Décoloniser la pensée

Administratrice de Sophia, le réseau belge d’étude de genre, Nathalie Grandjean est frappée par l’ampleur de ce qui est fabriqué comme sérieux en philosophie par le biais des hommes. «Je me rallie à un féminisme conçu comme un mouvement fécond et systémique, tant pratique militante poursuivant des objectifs d’émancipation des femmes et des sexualités que pratique théorique de débinarisation et de décolonisation de la pensée.»

Aux États-Unis, le travail de la zoologiste, philosophe et historienne critique des sciences, Donna Haraway a un caractère militant. «Il s’agit de rendre compte de la spécificité de corps élaborés théoriquement dans une démarche féministe, ainsi que de la singularité des corps « harawayéens », afin de faire exister de nouvelles intensités, de nouvelles perspectives d’émancipation des corps et de nouer des relations desquelles la domination ne serait plus originelle-naturelle.»

Pour la professeure émérite d’histoire de la conscience et des études féministes à l’Université de Californie, la différence est ténue entre raconter l’histoire des sciences et raconter des histoires de sciences. «Ce rapprochement sémantique exprime en réalité l’importance générale de la narration et des récits dans son travail critique», souligne Nathalie Grandjean. «Insistant sur le fait que les histoires sont de la théorie. Et non des exemples choisis pour illustrer une théorie.»

Blasphémer pour ébranler

Chercheuse en philosophie féministe et de genre ainsi qu’en éthique du numérique, Nathalie Grandjean analyse «Le manifeste cyborg». Cet essai pivot de Donna Haraway est écrit par une féministe pour des féministes quand Ronald Reagan était le président républicain des États-Unis. Publié en 1985 dans le magazine britannique «The Socialist Review» qui cherchait des textes sur le futur du féminisme socialiste.

«Haraway annonce dès les premières lignes son objectif, qui est de produire un mythe politique ironique fidèle au féminisme, au socialisme et au matérialisme», relève la chercheuse.

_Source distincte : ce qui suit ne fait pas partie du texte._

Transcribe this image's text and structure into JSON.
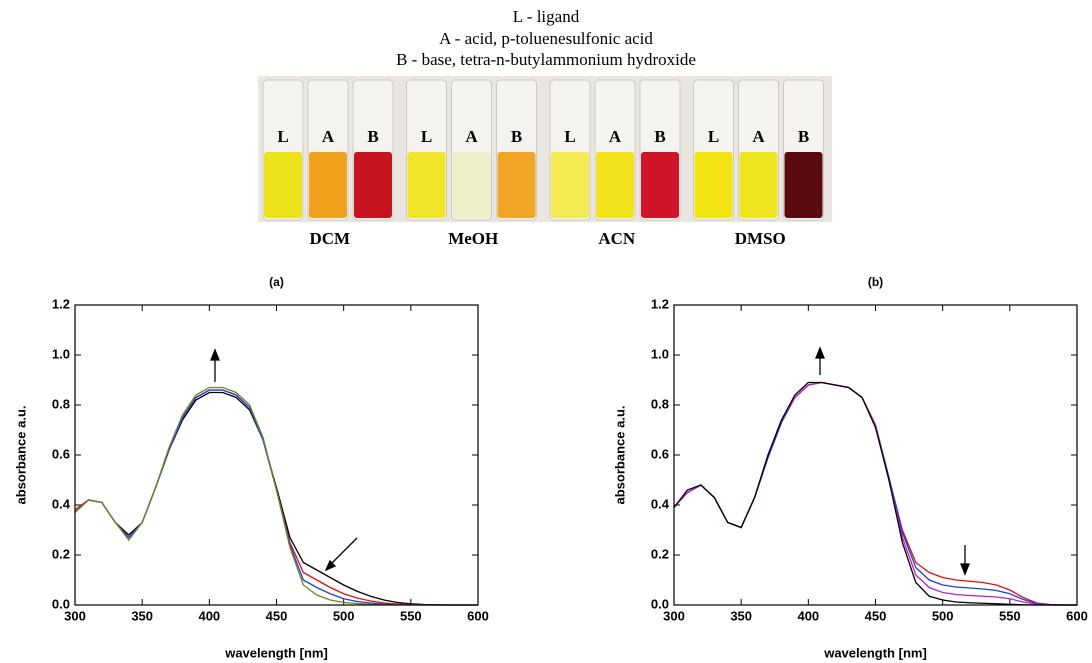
{
  "legend_text": [
    "L - ligand",
    "A - acid, p-toluenesulfonic acid",
    "B - base, tetra-n-butylammonium hydroxide"
  ],
  "photo": {
    "groups": [
      {
        "solvent": "DCM",
        "vials": [
          {
            "label": "L",
            "color": "#ece21a"
          },
          {
            "label": "A",
            "color": "#f0a21c"
          },
          {
            "label": "B",
            "color": "#c8141e"
          }
        ]
      },
      {
        "solvent": "MeOH",
        "vials": [
          {
            "label": "L",
            "color": "#f2e42a"
          },
          {
            "label": "A",
            "color": "#ecefc8"
          },
          {
            "label": "B",
            "color": "#f0a524"
          }
        ]
      },
      {
        "solvent": "ACN",
        "vials": [
          {
            "label": "L",
            "color": "#f2ea50"
          },
          {
            "label": "A",
            "color": "#f2e21c"
          },
          {
            "label": "B",
            "color": "#d0142a"
          }
        ]
      },
      {
        "solvent": "DMSO",
        "vials": [
          {
            "label": "L",
            "color": "#f2e412"
          },
          {
            "label": "A",
            "color": "#f0e620"
          },
          {
            "label": "B",
            "color": "#5a0a10"
          }
        ]
      }
    ]
  },
  "chart_data": [
    {
      "type": "line",
      "title": "(a)",
      "x_label": "wavelength [nm]",
      "y_label": "absorbance a.u.",
      "x": [
        300,
        310,
        320,
        330,
        340,
        350,
        360,
        370,
        380,
        390,
        400,
        410,
        420,
        430,
        440,
        450,
        460,
        470,
        480,
        490,
        500,
        510,
        520,
        530,
        540,
        550,
        560,
        570,
        580,
        590,
        600
      ],
      "series": [
        {
          "color": "#000000",
          "values": [
            0.38,
            0.42,
            0.41,
            0.33,
            0.28,
            0.33,
            0.47,
            0.62,
            0.74,
            0.82,
            0.85,
            0.85,
            0.83,
            0.78,
            0.66,
            0.47,
            0.27,
            0.17,
            0.14,
            0.11,
            0.08,
            0.055,
            0.035,
            0.02,
            0.01,
            0.005,
            0.002,
            0.001,
            0,
            0,
            0
          ]
        },
        {
          "color": "#e01010",
          "values": [
            0.38,
            0.42,
            0.41,
            0.33,
            0.27,
            0.33,
            0.47,
            0.62,
            0.75,
            0.83,
            0.86,
            0.86,
            0.84,
            0.79,
            0.66,
            0.46,
            0.25,
            0.13,
            0.1,
            0.07,
            0.045,
            0.028,
            0.016,
            0.008,
            0.004,
            0.002,
            0.001,
            0,
            0,
            0,
            0
          ]
        },
        {
          "color": "#1f3fe0",
          "values": [
            0.37,
            0.42,
            0.41,
            0.33,
            0.27,
            0.33,
            0.47,
            0.62,
            0.75,
            0.83,
            0.86,
            0.86,
            0.84,
            0.79,
            0.66,
            0.46,
            0.24,
            0.1,
            0.07,
            0.045,
            0.025,
            0.014,
            0.008,
            0.004,
            0.002,
            0.001,
            0,
            0,
            0,
            0,
            0
          ]
        },
        {
          "color": "#6a8a20",
          "values": [
            0.37,
            0.42,
            0.41,
            0.33,
            0.26,
            0.33,
            0.47,
            0.63,
            0.76,
            0.84,
            0.87,
            0.87,
            0.85,
            0.8,
            0.67,
            0.46,
            0.23,
            0.08,
            0.04,
            0.02,
            0.01,
            0.006,
            0.003,
            0.002,
            0.001,
            0,
            0,
            0,
            0,
            0,
            0
          ]
        }
      ],
      "xlim": [
        300,
        600
      ],
      "xticks": [
        300,
        350,
        400,
        450,
        500,
        550,
        600
      ],
      "ylim": [
        0,
        1.2
      ],
      "yticks": [
        {
          "value": 0,
          "label": "0.0"
        },
        0.2,
        0.4,
        0.6,
        0.8,
        {
          "value": 1,
          "label": "1.0"
        },
        1.2
      ]
    },
    {
      "type": "line",
      "title": "(b)",
      "x_label": "wavelength [nm]",
      "y_label": "absorbance a.u.",
      "x": [
        300,
        310,
        320,
        330,
        340,
        350,
        360,
        370,
        380,
        390,
        400,
        410,
        420,
        430,
        440,
        450,
        460,
        470,
        480,
        490,
        500,
        510,
        520,
        530,
        540,
        550,
        560,
        570,
        580,
        590,
        600
      ],
      "series": [
        {
          "color": "#e01010",
          "values": [
            0.39,
            0.45,
            0.48,
            0.43,
            0.33,
            0.31,
            0.43,
            0.59,
            0.73,
            0.83,
            0.88,
            0.89,
            0.88,
            0.87,
            0.83,
            0.72,
            0.51,
            0.3,
            0.17,
            0.13,
            0.11,
            0.1,
            0.095,
            0.09,
            0.08,
            0.06,
            0.03,
            0.008,
            0.002,
            0,
            0
          ]
        },
        {
          "color": "#1f3fe0",
          "values": [
            0.39,
            0.45,
            0.48,
            0.43,
            0.33,
            0.31,
            0.43,
            0.59,
            0.73,
            0.83,
            0.88,
            0.89,
            0.88,
            0.87,
            0.83,
            0.72,
            0.51,
            0.29,
            0.15,
            0.1,
            0.08,
            0.072,
            0.068,
            0.064,
            0.058,
            0.045,
            0.022,
            0.006,
            0.001,
            0,
            0
          ]
        },
        {
          "color": "#c020c0",
          "values": [
            0.39,
            0.45,
            0.48,
            0.43,
            0.33,
            0.31,
            0.43,
            0.6,
            0.74,
            0.83,
            0.88,
            0.89,
            0.88,
            0.87,
            0.83,
            0.72,
            0.5,
            0.27,
            0.12,
            0.07,
            0.05,
            0.042,
            0.038,
            0.035,
            0.032,
            0.025,
            0.012,
            0.003,
            0,
            0,
            0
          ]
        },
        {
          "color": "#000000",
          "values": [
            0.39,
            0.46,
            0.48,
            0.43,
            0.33,
            0.31,
            0.43,
            0.6,
            0.74,
            0.84,
            0.89,
            0.89,
            0.88,
            0.87,
            0.83,
            0.71,
            0.5,
            0.25,
            0.09,
            0.035,
            0.02,
            0.012,
            0.009,
            0.007,
            0.005,
            0.003,
            0.001,
            0,
            0,
            0,
            0
          ]
        }
      ],
      "xlim": [
        300,
        600
      ],
      "xticks": [
        300,
        350,
        400,
        450,
        500,
        550,
        600
      ],
      "ylim": [
        0,
        1.2
      ],
      "yticks": [
        {
          "value": 0,
          "label": "0.0"
        },
        0.2,
        0.4,
        0.6,
        0.8,
        {
          "value": 1,
          "label": "1.0"
        },
        1.2
      ]
    }
  ]
}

Sa position est blasphématoire… «Si le blasphème fonctionne très bien dans la culture politico-religieuse étatsunienne, il aura également un impact au sein des féministes socialistes, ce qui sous-entend que le féminisme, lui aussi, emprunte les voies de la sacralisation, qu’il peut lui aussi devenir évangélique. De plus, le blasphème est approprié parce qu’il est très sérieux. Il s’agit de la possibilité d’ébranler une communauté morale à laquelle on tient ou appartient.»

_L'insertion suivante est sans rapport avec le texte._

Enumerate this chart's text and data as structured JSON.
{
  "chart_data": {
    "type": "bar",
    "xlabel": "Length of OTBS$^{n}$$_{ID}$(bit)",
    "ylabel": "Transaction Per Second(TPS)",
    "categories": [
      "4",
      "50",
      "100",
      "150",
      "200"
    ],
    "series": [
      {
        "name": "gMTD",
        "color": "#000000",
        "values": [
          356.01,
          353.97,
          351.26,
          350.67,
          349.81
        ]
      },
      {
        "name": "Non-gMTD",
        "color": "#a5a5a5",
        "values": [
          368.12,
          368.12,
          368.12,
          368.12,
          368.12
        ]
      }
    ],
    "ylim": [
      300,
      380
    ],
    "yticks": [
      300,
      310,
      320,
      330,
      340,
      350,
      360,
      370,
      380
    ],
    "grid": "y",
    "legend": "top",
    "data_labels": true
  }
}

La prédiction s’est accomplie

Le ton du texte de Donna Haraway est prophétique. «Il veut s’inscrire ironiquement dans la lignée des grands mythes fondateurs de l’Occident», note la chercheuse au Namur Digital Institute. «Le cyborg, nouveau prophète de la fin du XXe siècle, nous harangue et décrit le monde qui vient. Ensuite, parce qu’il annonce un programme de recherches et de réflexion qui se répétera dans ses textes suivants. Et qui influencera un nombre considérable de chercheuses et de chercheurs.»

«Enfin, car une trentaine d’années plus tard, on peut lire ce texte en se disant que la prophétie a eu lieu. Un certain nombre d’anticipations sont réellement arrivées. Notamment dans la description d’une informatique de la domination et des conséquences pour les femmes dans le circuit intégré.»

Donna Haraway explique ce qu’elle entend par réalité sociale. «Cette réalité est aussi une fiction qui a le pouvoir de changer le monde», pense Nathalie Grandjean. «Ce que les féministes ont décrit en tant qu’expérience commune du patriarcat, c’est tant une description qu’une construction. La description des faits de l’oppression, de la conscience collective féministe est aussi une fiction. D’une part construction collective de savoirs. D’autre part possibilité de rêver, d’imaginer.»